Book review: The Rental Heart, by Kirsty Logan


Kaite Welsh
Sunday 09 March 2014 01:00 GMT

The eerie, strange tales in Kirsty Logan’s debut short story collection, The Rental Heart, are love stories of a sort. Some are fairy tales reworked with Logan’s own twist of magic realism, and some are her own invention, but they all linger in the reader’s mind long after the last page is turned. A married man binges on words in secret; a spoiled princess finds herself caught in a fairy tale that isn’t hers; a teenage girl enters the woods for a dare and falls in love with Baba Yaga. In luscious, vivid prose, Logan – already a rising star on the Scottish literary scene – brings to mind Angela Carter, or Atwood or Winterson at their best.

Most haunting is “Origami”, in which a lonely woman battles her impulse to work on the lover she is constructing from paper while her husband is away. “Sleeping Beauty” takes a familiar trope in modernised adaptations of the comatose princess but her conflicted narrator makes it feel painfully personal, and the title story dwells on the delusion of moving on from lost love with hearts that can be replaced every time they break.

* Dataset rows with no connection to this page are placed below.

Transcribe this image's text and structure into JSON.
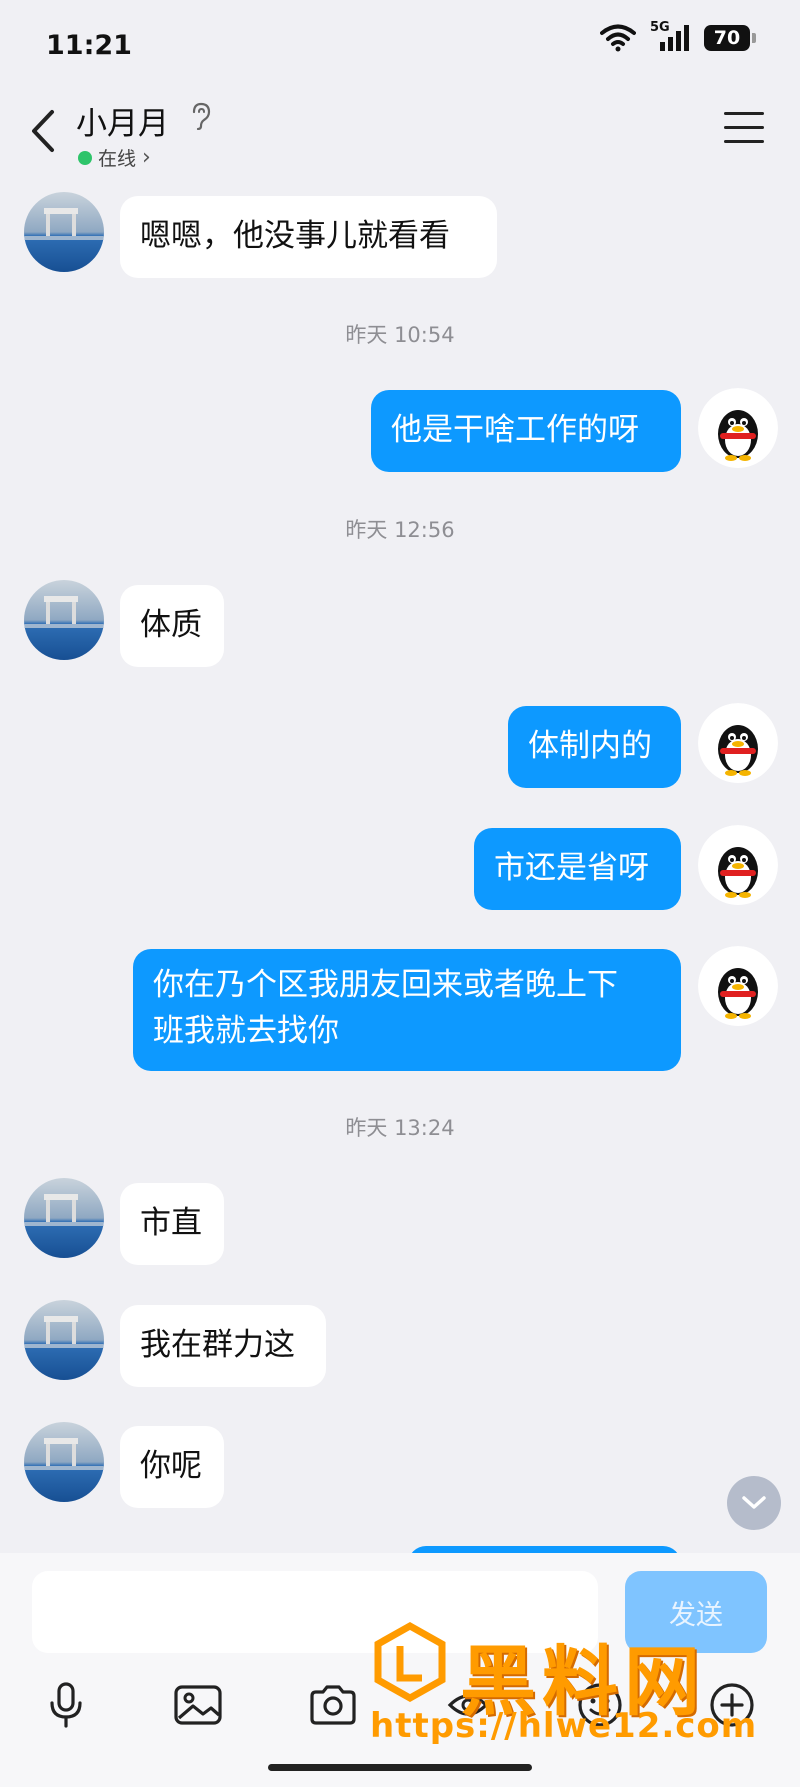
{
  "status": {
    "time": "11:21",
    "battery": "70",
    "network": "5G"
  },
  "header": {
    "contact_name": "小月月",
    "status": "在线",
    "status_chevron": "›"
  },
  "messages": [
    {
      "side": "in",
      "text": "嗯嗯，他没事儿就看看"
    },
    {
      "type": "timestamp",
      "text": "昨天 10:54"
    },
    {
      "side": "out",
      "text": "他是干啥工作的呀"
    },
    {
      "type": "timestamp",
      "text": "昨天 12:56"
    },
    {
      "side": "in",
      "text": "体质"
    },
    {
      "side": "out",
      "text": "体制内的"
    },
    {
      "side": "out",
      "text": "市还是省呀"
    },
    {
      "side": "out",
      "text_line1": "你在乃个区我朋友回来或者晚上下",
      "text_line2": "班我就去找你"
    },
    {
      "type": "timestamp",
      "text": "昨天 13:24"
    },
    {
      "side": "in",
      "text": "市直"
    },
    {
      "side": "in",
      "text": "我在群力这"
    },
    {
      "side": "in",
      "text": "你呢"
    }
  ],
  "composer": {
    "input_value": "",
    "send_label": "发送"
  },
  "watermark": {
    "title": "黑料网",
    "url": "https://hlwe12.com"
  },
  "colors": {
    "outgoing_bubble": "#0d99ff",
    "incoming_bubble": "#ffffff",
    "background": "#f0f0f4",
    "online_dot": "#2ec46a"
  }
}
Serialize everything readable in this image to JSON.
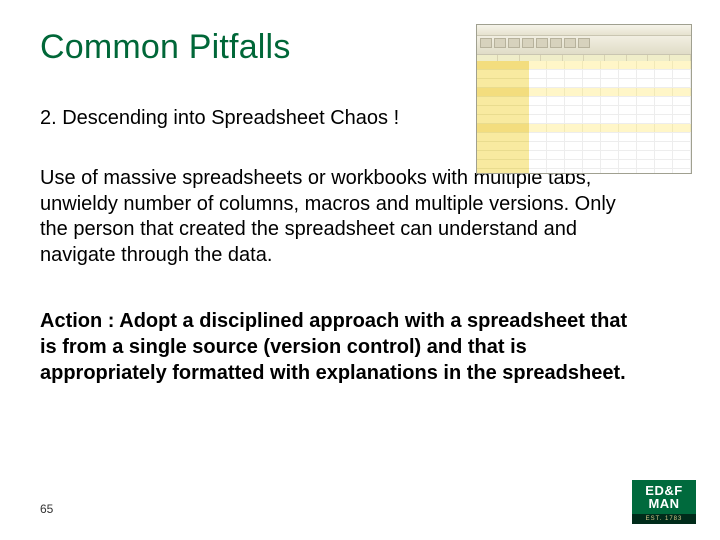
{
  "title": "Common Pitfalls",
  "subheading": "2.  Descending into Spreadsheet Chaos !",
  "body": "Use of massive spreadsheets or workbooks with multiple tabs, unwieldy number of columns, macros and multiple versions. Only the person that created the spreadsheet can understand and navigate through the data.",
  "action": "Action :   Adopt a disciplined approach with a spreadsheet that is from a single source (version control) and that is appropriately formatted with explanations in the spreadsheet.",
  "page_number": "65",
  "logo": {
    "line1": "ED&F",
    "line2": "MAN",
    "est": "EST. 1783"
  }
}
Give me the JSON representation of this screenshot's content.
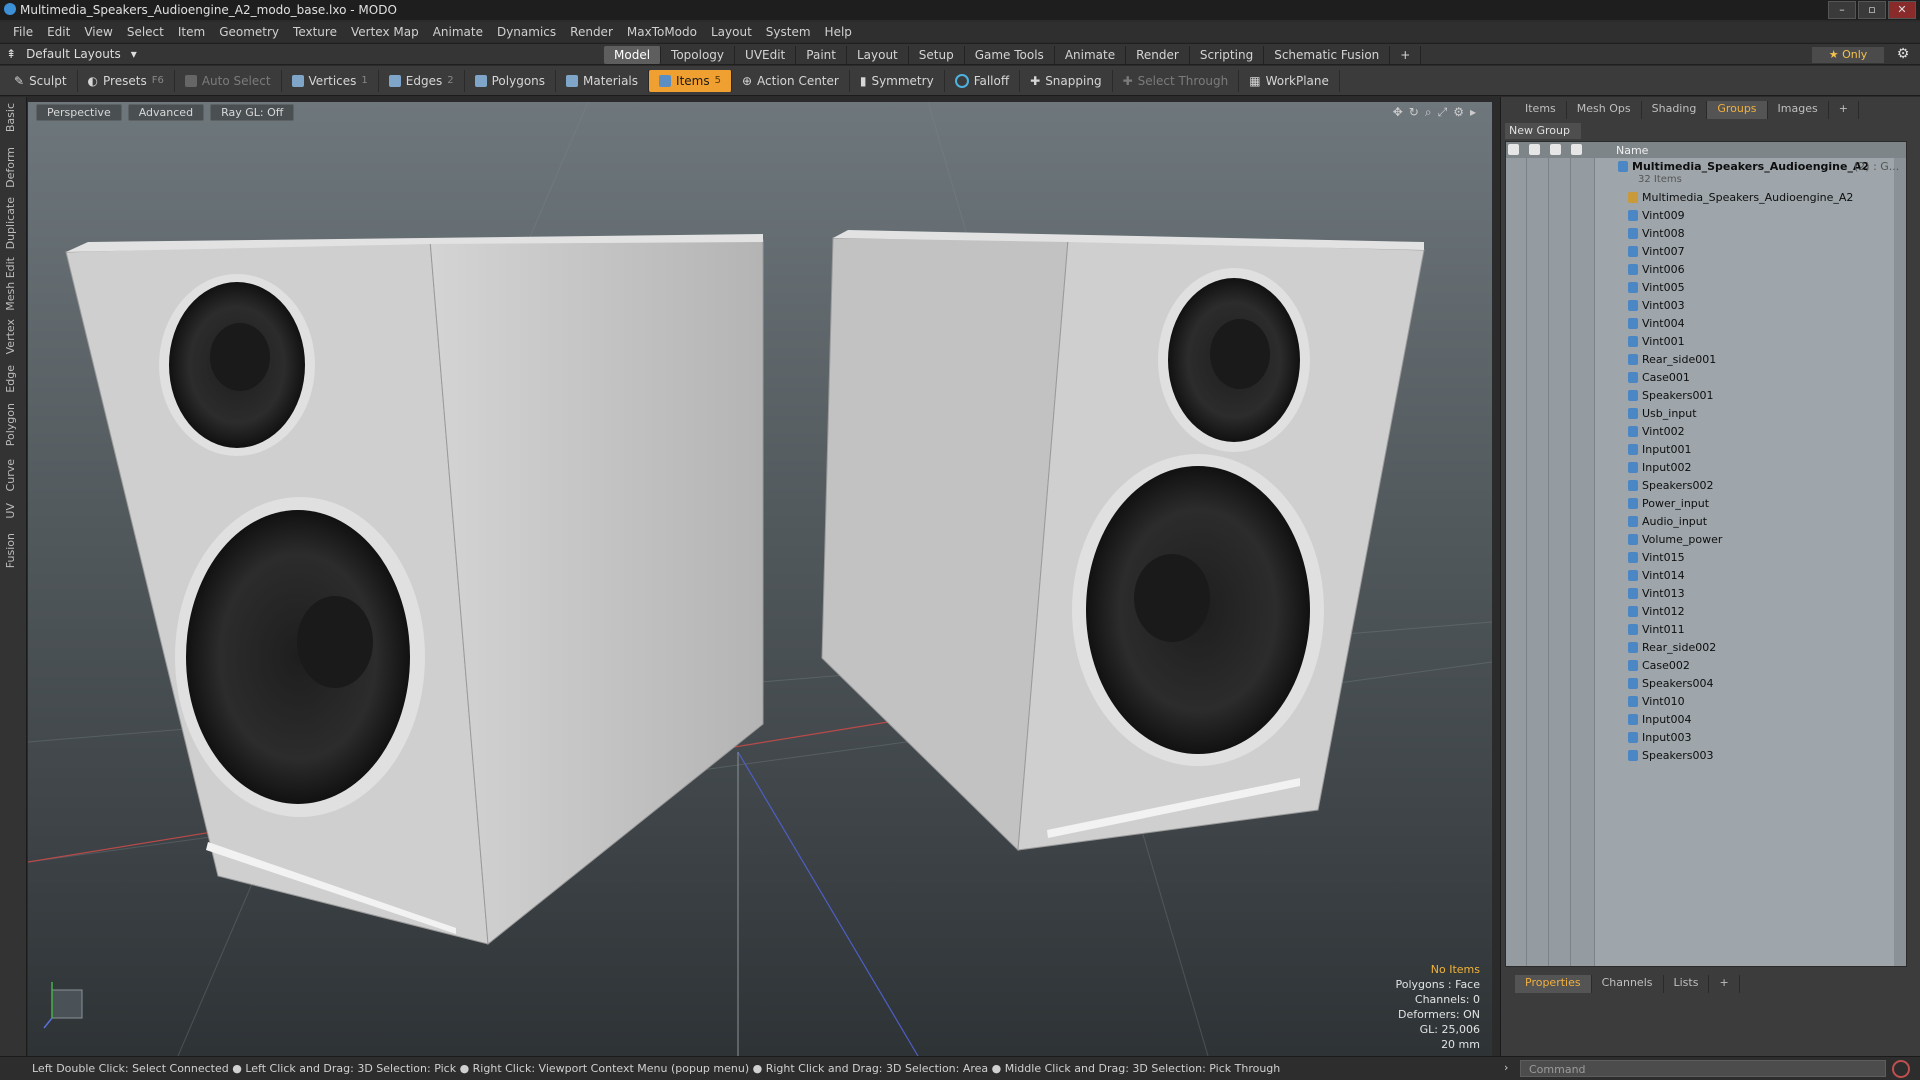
{
  "window": {
    "title": "Multimedia_Speakers_Audioengine_A2_modo_base.lxo - MODO",
    "controls": [
      "–",
      "▫",
      "✕"
    ]
  },
  "menu": [
    "File",
    "Edit",
    "View",
    "Select",
    "Item",
    "Geometry",
    "Texture",
    "Vertex Map",
    "Animate",
    "Dynamics",
    "Render",
    "MaxToModo",
    "Layout",
    "System",
    "Help"
  ],
  "layoutbar": {
    "layout": "Default Layouts",
    "tabs": [
      "Model",
      "Topology",
      "UVEdit",
      "Paint",
      "Layout",
      "Setup",
      "Game Tools",
      "Animate",
      "Render",
      "Scripting",
      "Schematic Fusion",
      "+"
    ],
    "active_tab": "Model",
    "only_label": "★ Only"
  },
  "toolbar": {
    "sculpt": "Sculpt",
    "presets": "Presets",
    "presets_key": "F6",
    "auto_select": "Auto Select",
    "vertices": "Vertices",
    "vertices_key": "1",
    "edges": "Edges",
    "edges_key": "2",
    "polygons": "Polygons",
    "materials": "Materials",
    "items": "Items",
    "items_key": "5",
    "action_center": "Action Center",
    "symmetry": "Symmetry",
    "falloff": "Falloff",
    "snapping": "Snapping",
    "select_through": "Select Through",
    "workplane": "WorkPlane"
  },
  "left_tabs": [
    "Basic",
    "Deform",
    "Duplicate",
    "Mesh Edit",
    "Vertex",
    "Edge",
    "Polygon",
    "Curve",
    "UV",
    "Fusion"
  ],
  "viewport": {
    "perspective": "Perspective",
    "advanced": "Advanced",
    "raygl": "Ray GL: Off",
    "hud": {
      "selection": "No Items",
      "polygons": "Polygons : Face",
      "channels": "Channels: 0",
      "deformers": "Deformers: ON",
      "gl": "GL: 25,006",
      "scale": "20 mm"
    }
  },
  "panel": {
    "tabs": [
      "Items",
      "Mesh Ops",
      "Shading",
      "Groups",
      "Images",
      "+"
    ],
    "active_tab": "Groups",
    "new_group": "New Group",
    "name_header": "Name",
    "root_name": "Multimedia_Speakers_Audioengine_A2",
    "root_suffix": "(2) : G...",
    "root_count": "32 Items",
    "items": [
      "Multimedia_Speakers_Audioengine_A2",
      "Vint009",
      "Vint008",
      "Vint007",
      "Vint006",
      "Vint005",
      "Vint003",
      "Vint004",
      "Vint001",
      "Rear_side001",
      "Case001",
      "Speakers001",
      "Usb_input",
      "Vint002",
      "Input001",
      "Input002",
      "Speakers002",
      "Power_input",
      "Audio_input",
      "Volume_power",
      "Vint015",
      "Vint014",
      "Vint013",
      "Vint012",
      "Vint011",
      "Rear_side002",
      "Case002",
      "Speakers004",
      "Vint010",
      "Input004",
      "Input003",
      "Speakers003"
    ],
    "bottom_tabs": [
      "Properties",
      "Channels",
      "Lists",
      "+"
    ],
    "bottom_active": "Properties"
  },
  "status": {
    "hint": "Left Double Click: Select Connected ● Left Click and Drag: 3D Selection: Pick ● Right Click: Viewport Context Menu (popup menu) ● Right Click and Drag: 3D Selection: Area ● Middle Click and Drag: 3D Selection: Pick Through",
    "command_placeholder": "Command"
  },
  "colors": {
    "accent": "#f0a030",
    "viewport_top": "#6e777c",
    "viewport_bottom": "#2e3336"
  }
}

The steampunk theme is repeated in “Coin-Operated Boys”, where love, jealousy and technology collide in fin de siècle Paris, giving Logan the chance to flex her historical fiction muscles in a way that makes you want to spend an entire novel with these characters.

Reality and folklore overlap in a jarring but seductive way as, one by one, Logan’s characters abandon reason and the mundane for folly, desire, and crimes of passion. Even lovers of gritty urban realism will find themselves drawn in, and a seam of pulpy noir runs through “The Last 3,600 Seconds”, a vision of the apocalypse as short as an intake of breath. Logan doesn’t stint on the violence bubbling beneath, either – this is barbed wire enmeshed with Sleeping Beauty’s maze of thorns, our world viewed through the prism of fairy tales.

Logan is an exciting emerging voice, and The Rental Heart is an addictively enjoyable addition to the welcome resurgence of the short story. It displays an unexpectedly dizzying range of styles for a debut effort, putting Logan at the top of the “ones to watch” list. It’s always exciting to see such a bold, fresh new talent, and if Logan carries on in this vein, she’ll become a staple of the awards shortlists. Individually the stories are arresting, but the collection itself is a chance to immerse oneself in Logan’s wild, original imagination that’s impossible to pass up as she illuminates the madness of what we’ll do for love.